第六章 类变量解析
类变量解析
- Java类变量解析的原理
- 计算机基础——偏移量与内存对齐
- Java类与字段的对齐与补白
- Java字段的继承机制
- 使用HSDB查看运行时的Java类结构
类变量解析
在ClassFileParser::parseClassFile()函数中,解析完常量池、父类和接口后,接着编调用parse_fields()函数解析类变量信息:
// Fields (offsets are filled in later)
FieldAllocationCount fac;
objArrayHandle fields_annotations;
typeArrayHandle fields = parse_fields(class_name, cp, access_flags.is_interface(), &fac, &fields_annotations,
&java_fields_count,
CHECK_(nullHandle));
FieldAllocationCount的声明如下:
class FieldAllocationCount: public ResourceObj {
public:
u2 count[MAX_FIELD_ALLOCATION_TYPE];
FieldAllocationCount() {
for (int i = 0; i < MAX_FIELD_ALLOCATION_TYPE; i++) {
count[i] = 0;
}
}
FieldAllocationType update(bool is_static, BasicType type) {
FieldAllocationType atype = basic_type_to_atype(is_static, type);
// Make sure there is no overflow with injected fields.
assert(count[atype] < 0xFFFF, "More than 65535 fields");
count[atype]++;
return atype;
}
};
FieldAllocationCount主要记录了静态类型变量的数量和非静态类型的变量数量,后面JVM为Java类分配内存空间时,会根据这些变量的数量计算所占内存大小。下面我们看JVM对Java类域变量的具体解析逻辑:
typeArrayHandle ClassFileParser::parse_fields(Symbol* class_name,
constantPoolHandle cp, bool is_interface,
FieldAllocationCount *fac,
objArrayHandle* fields_annotations,
u2* java_fields_count_ptr, TRAPS) {
ClassFileStream* cfs = stream();
typeArrayHandle nullHandle;
cfs->guarantee_more(2, CHECK_(nullHandle)); // length,获取Java类域变量的数量
u2 length = cfs->get_u2_fast();
*java_fields_count_ptr = length;
int num_injected = 0;
InjectedField* injected = JavaClasses::get_injected(class_name, &num_injected);
// Tuples of shorts [access, name index, sig index, initial value index, byte offset, generic signature index]
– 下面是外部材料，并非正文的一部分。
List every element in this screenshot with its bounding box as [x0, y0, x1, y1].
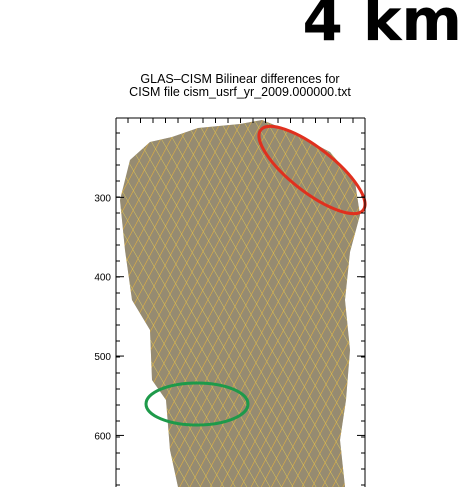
figure: 4 km GLAS–CISM Bilinear differences for …	[0, 0, 462, 487]
y-tick-label: 300	[94, 193, 111, 204]
y-tick-label: 500	[94, 352, 111, 363]
y-tick-label: 600	[94, 431, 111, 442]
heading: 4 km	[302, 0, 462, 54]
plot-title: GLAS–CISM Bilinear differences for	[140, 72, 339, 86]
y-tick-label: 400	[94, 273, 111, 284]
ice-sheet	[110, 110, 370, 487]
plot-subtitle: CISM file cism_usrf_yr_2009.000000.txt	[129, 85, 351, 99]
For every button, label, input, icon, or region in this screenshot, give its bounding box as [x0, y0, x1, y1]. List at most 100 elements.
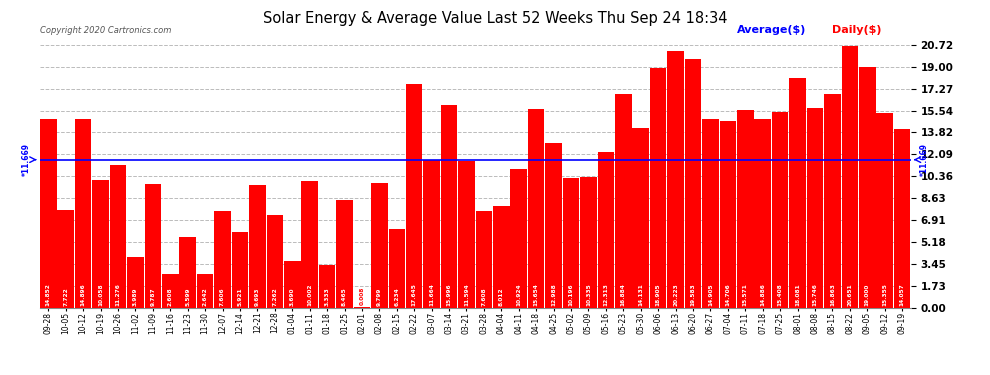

typeArrayOop new_fields = oopFactory::new_permanent_shortArray((length + num_injected) * FieldInfo::field_slots, CHECK_(nullHandle));
typeArrayHandle fields(THREAD, new_fields);
typeArrayHandle field_annotations;
for (int n = 0; n < length; n++) {
cfs->guarantee_more(8, CHECK_(nullHandle)); // access_flags, name_index, descriptor_index, attributes_count
//读取变量访问表示,如private|public等
AccessFlags access_flags;
jint flags = cfs->get_u2_fast() & JVM_RECOGNIZED_FIELD_MODIFIERS;
verify_legal_field_modifiers(flags, is_interface, CHECK_(nullHandle));
access_flags.set_flags(flags);
//读取变量名称索引
u2 name_index = cfs->get_u2_fast();
int cp_size = cp->length();
check_property(
valid_cp_range(name_index, cp_size) && cp->tag_at(name_index).is_utf8(),
"Invalid constant pool index %u for field name in class file %s",
name_index, CHECK_(nullHandle));
Symbol* name = cp->symbol_at(name_index);
verify_legal_field_name(name, CHECK_(nullHandle));
//读取类型索引
u2 signature_index = cfs->get_u2_fast();
check_property(
valid_cp_range(signature_index, cp_size) &&
cp->tag_at(signature_index).is_utf8(),
"Invalid constant pool index %u for field signature in class file %s",
signature_index, CHECK_(nullHandle));
Symbol* sig = cp->symbol_at(signature_index);
verify_legal_field_signature(name, sig, CHECK_(nullHandle));
u2 constantvalue_index = 0;
bool is_synthetic = false;
u2 generic_signature_index = 0;
bool is_static = access_flags.is_static();
//读取变量属性
u2 attributes_count = cfs->get_u2_fast();
if (attributes_count > 0) {
parse_field_attributes(cp, attributes_count, is_static, signature_index,
&constantvalue_index, &is_synthetic,
&generic_signature_index, &field_annotations,
CHECK_(nullHandle));
if (field_annotations.not_null()) {
if (fields_annotations->is_null()) {
objArrayOop md = oopFactory::new_system_objArray(length, CHECK_(nullHandle));
*fields_annotations = objArrayHandle(THREAD, md);
}
(*fields_annotations)->obj_at_put(n, field_annotations());
}
if (is_synthetic) {
access_flags.set_is_synthetic();
}
}
FieldInfo* field = FieldInfo::from_field_array(fields(), n);
field->initialize(access_flags.as_short(),
name_index,
signature_index,
constantvalue_index,
generic_signature_index,
0);
//判断变量属性
BasicType type = cp->basic_type_for_signature_at(signature_index);
// Remember how many oops we encountered and compute allocation type
FieldAllocationType atype = fac->update(is_static, type);
// The correct offset is computed later (all oop fields will be located together)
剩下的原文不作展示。